# News in the silver market



## BillS (May 30, 2011)

A month ago people started buying physical silver like it was toilet paper at Costco a year ago. Coin dealers stopped selling because either they sold out of inventory or were afraid silver would cost $5 more when the market opened that Sunday night. What's amazing even today is how few kinds of silver are available. It used to be that they always had the overpriced proof coins but they don't anymore. It's harder to find monster boxes of silver. Delivery times are a month away. Minimum orders are higher. Coin dealers say that everyone is buying and no one is selling.

It appeared to start after the Game Stop short squeeze where investors bought up Game Stop stock after hedge funds shorted it to push the price down. Typically short selling creates panic selling by regular investors. That time it didn't work. Hedge funds lost billions. The people who caused that publicly turned their attention to the silver market and the fact that SLV and the COMEX suppress the price of silver illegally. 

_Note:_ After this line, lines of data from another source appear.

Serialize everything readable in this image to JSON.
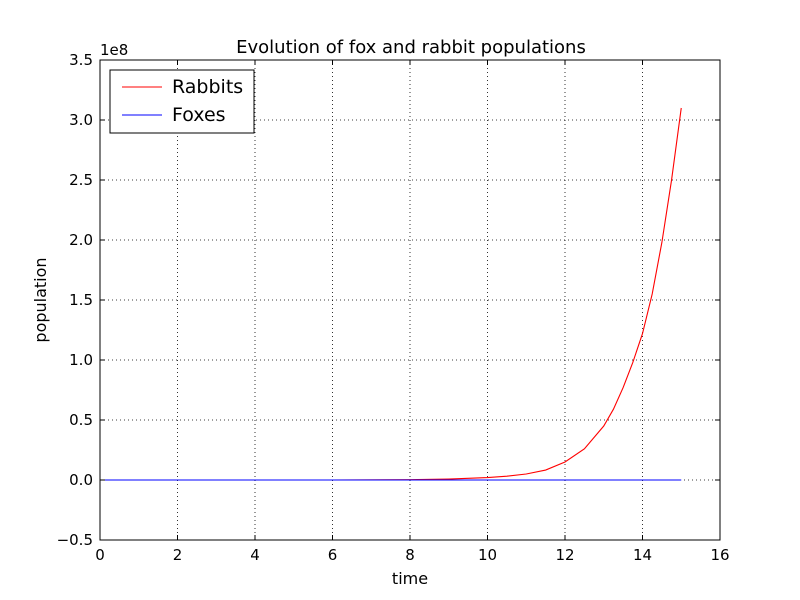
{
  "chart_data": {
    "type": "line",
    "title": "Evolution of fox and rabbit populations",
    "xlabel": "time",
    "ylabel": "population",
    "y_offset_label": "1e8",
    "xlim": [
      0,
      16
    ],
    "ylim": [
      -0.5,
      3.5
    ],
    "y_scale": 100000000,
    "x_ticks": [
      "0",
      "2",
      "4",
      "6",
      "8",
      "10",
      "12",
      "14",
      "16"
    ],
    "y_ticks": [
      "−0.5",
      "0.0",
      "0.5",
      "1.0",
      "1.5",
      "2.0",
      "2.5",
      "3.0",
      "3.5"
    ],
    "x_tick_values": [
      0,
      2,
      4,
      6,
      8,
      10,
      12,
      14,
      16
    ],
    "y_tick_values": [
      -0.5,
      0,
      0.5,
      1.0,
      1.5,
      2.0,
      2.5,
      3.0,
      3.5
    ],
    "grid": true,
    "legend_position": "top-left",
    "series": [
      {
        "name": "Rabbits",
        "color": "#ff0000",
        "x": [
          0,
          2,
          4,
          6,
          8,
          9,
          10,
          10.5,
          11,
          11.5,
          12,
          12.5,
          13,
          13.25,
          13.5,
          13.75,
          14,
          14.25,
          14.5,
          14.75,
          15
        ],
        "y": [
          0,
          0,
          0,
          0,
          0.003,
          0.008,
          0.02,
          0.032,
          0.05,
          0.083,
          0.15,
          0.26,
          0.45,
          0.59,
          0.77,
          0.98,
          1.22,
          1.55,
          1.98,
          2.5,
          3.1
        ]
      },
      {
        "name": "Foxes",
        "color": "#0000ff",
        "x": [
          0,
          15
        ],
        "y": [
          0,
          0
        ]
      }
    ]
  }
}
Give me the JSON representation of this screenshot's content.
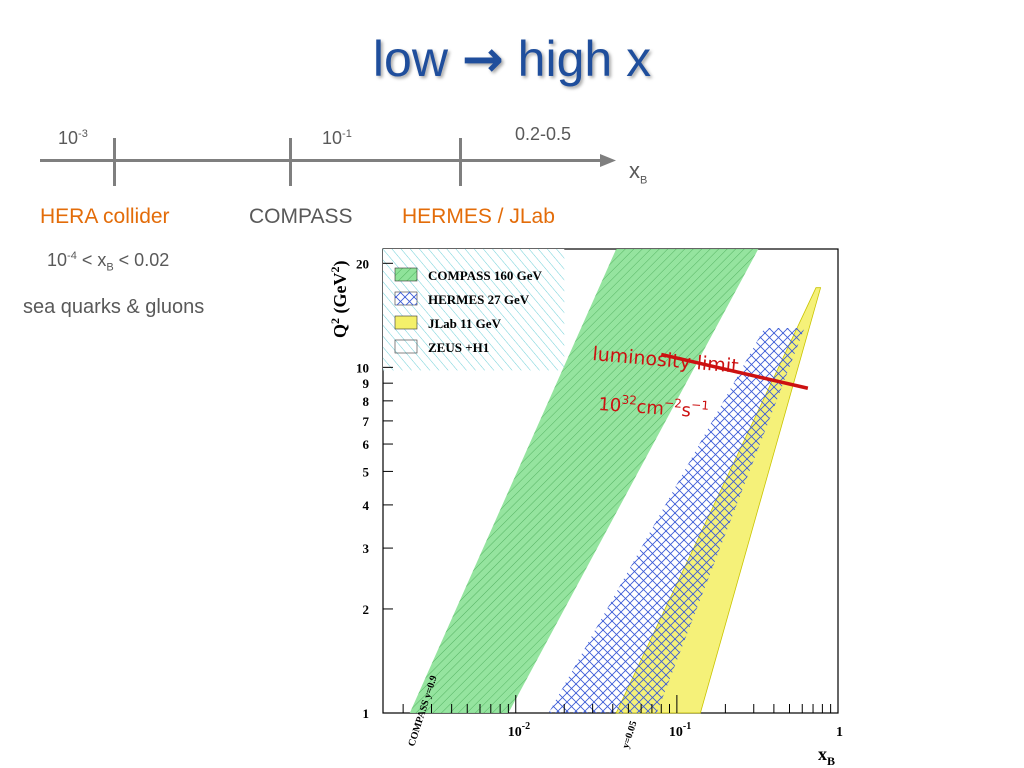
{
  "slide": {
    "title_left": "low",
    "title_arrow": "→",
    "title_right": "high x"
  },
  "scale": {
    "tick1": {
      "base": "10",
      "exp": "-3"
    },
    "tick2": {
      "base": "10",
      "exp": "-1"
    },
    "tick3": "0.2-0.5",
    "axis_label": "x",
    "axis_sub": "B",
    "labels": [
      "HERA collider",
      "COMPASS",
      "HERMES / JLab"
    ],
    "hera_range": {
      "a": "10",
      "a_exp": "-4",
      "b": " < x",
      "b_sub": "B",
      "c": " < 0.02"
    },
    "hera_note": "sea quarks & gluons"
  },
  "colors": {
    "title": "#1f4e9c",
    "orange": "#e36c09",
    "compass": "#8fe39a",
    "hermes": "#3b5bd6",
    "jlab": "#f4f06a",
    "zeus": "#6fd0d8",
    "lumi": "#cc1111"
  },
  "chart_data": {
    "type": "area",
    "xlabel": "x",
    "xlabel_sub": "B",
    "ylabel": "Q",
    "ylabel_unit": "(GeV",
    "x_scale": "log",
    "y_scale": "log",
    "xlim": [
      0.0015,
      1
    ],
    "ylim": [
      1,
      22
    ],
    "x_ticks": [
      {
        "base": "10",
        "exp": "-2"
      },
      {
        "base": "10",
        "exp": "-1"
      },
      {
        "base": "1",
        "exp": ""
      }
    ],
    "y_ticks": [
      "1",
      "2",
      "3",
      "4",
      "5",
      "6",
      "7",
      "8",
      "9",
      "10",
      "20"
    ],
    "legend": [
      {
        "name": "COMPASS 160 GeV",
        "key": "compass"
      },
      {
        "name": "HERMES 27 GeV",
        "key": "hermes"
      },
      {
        "name": "JLab 11 GeV",
        "key": "jlab"
      },
      {
        "name": "ZEUS +H1",
        "key": "zeus"
      }
    ],
    "legend_position": "top-left",
    "series": [
      {
        "key": "zeus",
        "points": [
          [
            0.0015,
            1.85
          ],
          [
            0.0015,
            22
          ],
          [
            0.003,
            22
          ],
          [
            0.02,
            22
          ],
          [
            0.02,
            9.8
          ],
          [
            0.0015,
            9.8
          ]
        ]
      },
      {
        "key": "compass",
        "points": [
          [
            0.0022,
            1
          ],
          [
            0.009,
            1
          ],
          [
            0.32,
            22
          ],
          [
            0.042,
            22
          ]
        ]
      },
      {
        "key": "hermes",
        "points": [
          [
            0.016,
            1
          ],
          [
            0.075,
            1
          ],
          [
            0.62,
            13
          ],
          [
            0.35,
            13
          ]
        ]
      },
      {
        "key": "jlab",
        "points": [
          [
            0.042,
            1
          ],
          [
            0.14,
            1
          ],
          [
            0.78,
            17
          ],
          [
            0.73,
            17
          ]
        ]
      }
    ],
    "annotations": {
      "compass_y": "COMPASS  y=0.9",
      "hermes_y": "y=0.05",
      "lumi_title": "luminosity limit",
      "lumi_base": "10",
      "lumi_exp": "32",
      "lumi_unit": "cm",
      "lumi_unit_exp": "−2",
      "lumi_s": "s",
      "lumi_s_exp": "−1",
      "lumi_line": [
        [
          0.08,
          10.9
        ],
        [
          0.65,
          8.7
        ]
      ]
    }
  }
}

There's a good chance that big industrial users of silver like Apple have been buying up 1000 ounce bars of silver for industrial use. It used to be that coins were always plentiful and so were the big bars. Now coins are harder to find and the big bars are too. The US mint will be closing down for two months starting in April. Supposedly to retool for the new American Eagle coins but more likely because they can't get silver.

The exchange traded fund SLV changed their prospectus in the middle of the night recently and admitted that silver might not always be available for delivery. Which is amazing because they were always supposed to have the silver before they issued shares.

I think we're going to see the COMEX either fail to deliver silver or it will become recognized as being irrelevant to the market. There are 8 markets that are controlled by paper trading. Oil, gold, silver, copper are among them. Rhodium is not. Rhodium was about $17,000 on January 1st. It was about $29,000 on Friday. It's up 70% in two months. I think we're going to see gold and silver move up like that eventually. Possibly very soon. As always, the time to buy precious metals is when you have the money. It's safer than trying to buy the dips.


----------



## FrankW (Mar 10, 2012)

Silver actually dropped a bit in last couple weeks.

If spot gets close to 30 again I may sell some.


----------



## BillS (May 30, 2011)

BlueZ said:


> Silver actually dropped a bit in last couple weeks.
> 
> If spot gets close to 30 again I may sell some.


Here's where it gets interesting. Last week I noticed that silver American Eagles were selling on eBay for $40 despite the fact that bullion dealers had them for $34. The difference is that shipping from bullion dealers could be a month away but eBay shipping is much faster. I've wondered if people were worried about getting their coins from the bullion dealers if the price went way up.

I think we're going to see high inflation this year. I wouldn't sell silver now unless you need the money.


----------